Was Patterson und Junior tun, kann man bestenfalls als idiotisch bezeichnen. Sie haben ihre Leben nicht im Griff. Dennoch gelingt es Whitmer, den beiden auch liebenswerte Seite abzugewinnen. Sie scheinen genau um ihre Außenseiter-Stellung in der Gesellschaft zu wissen. Auch wissen sie, dass sie den Menschen, die sie lieben, nicht gut tun. Weil sie eben immer wieder Scheiße bauen, immer wieder das Falsche machen. Dennoch lassen sie billige Ausreden für ihr Handeln nicht gelten.
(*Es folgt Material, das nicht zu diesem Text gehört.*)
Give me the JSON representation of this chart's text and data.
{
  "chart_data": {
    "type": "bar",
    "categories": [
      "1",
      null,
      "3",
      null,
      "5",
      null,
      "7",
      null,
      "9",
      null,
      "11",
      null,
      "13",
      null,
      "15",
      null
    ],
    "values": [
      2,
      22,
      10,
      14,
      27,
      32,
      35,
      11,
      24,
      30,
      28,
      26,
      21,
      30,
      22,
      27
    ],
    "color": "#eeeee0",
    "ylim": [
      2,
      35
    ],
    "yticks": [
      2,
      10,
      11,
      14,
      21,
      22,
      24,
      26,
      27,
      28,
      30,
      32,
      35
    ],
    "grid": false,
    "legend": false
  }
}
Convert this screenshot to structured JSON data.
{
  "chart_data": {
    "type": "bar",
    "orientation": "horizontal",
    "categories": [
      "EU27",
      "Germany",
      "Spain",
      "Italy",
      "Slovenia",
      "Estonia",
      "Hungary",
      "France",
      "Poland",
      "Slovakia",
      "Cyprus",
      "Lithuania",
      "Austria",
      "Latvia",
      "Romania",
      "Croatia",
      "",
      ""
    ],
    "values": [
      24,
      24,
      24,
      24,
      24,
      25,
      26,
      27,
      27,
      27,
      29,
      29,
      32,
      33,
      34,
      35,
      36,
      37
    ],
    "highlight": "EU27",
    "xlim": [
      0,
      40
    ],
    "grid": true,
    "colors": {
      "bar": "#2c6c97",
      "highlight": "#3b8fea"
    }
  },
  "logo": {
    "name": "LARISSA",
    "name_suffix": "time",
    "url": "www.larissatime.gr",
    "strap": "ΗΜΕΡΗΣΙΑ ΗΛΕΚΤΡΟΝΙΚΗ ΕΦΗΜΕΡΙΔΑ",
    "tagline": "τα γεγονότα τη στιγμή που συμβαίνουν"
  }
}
“Harte Kindheiten sind keine Mysterien, sondern Grundelemente des Lebens. Die Alltagshölle, die so gut wie jeder erlebt hat. Schlimm genug, wenn es dir so ergangen ist, aber noch erbärmlicher, wenn du dich später davon kaputt machen lässt, wenn du’s längst hinter dir hast.”

Darüber hinaus erzählt Whitmer immer wieder von einem verfallenden Amerika, einem von innen heraus verrottenden Land: “Im Landesinneren reiht sich ein Trümmerhaufen an den nächsten, so weit das Auge reicht. Zwischen Orkanschäden und dem Zerfall, den man im mittleren Westen heutzutage in jeder beliebigen Stadt vorfindet, besteht kein wesentlicher Unterschied mehr.” Es ist kein schönes Amerika, das er da beschreibt.

Der Polar-Verlag hat mit Whitmer wieder einmal eine neue, interessante Stimme entdeckt. Bleibt zu hoffen, dass von diesem Autor noch mehr nachkommt.

7 von 10 Punkten

Benjamin Whitmer: “Nach mir die Nacht”, übersetzt von Len Wanner, 274 Seiten, Polar Verlag.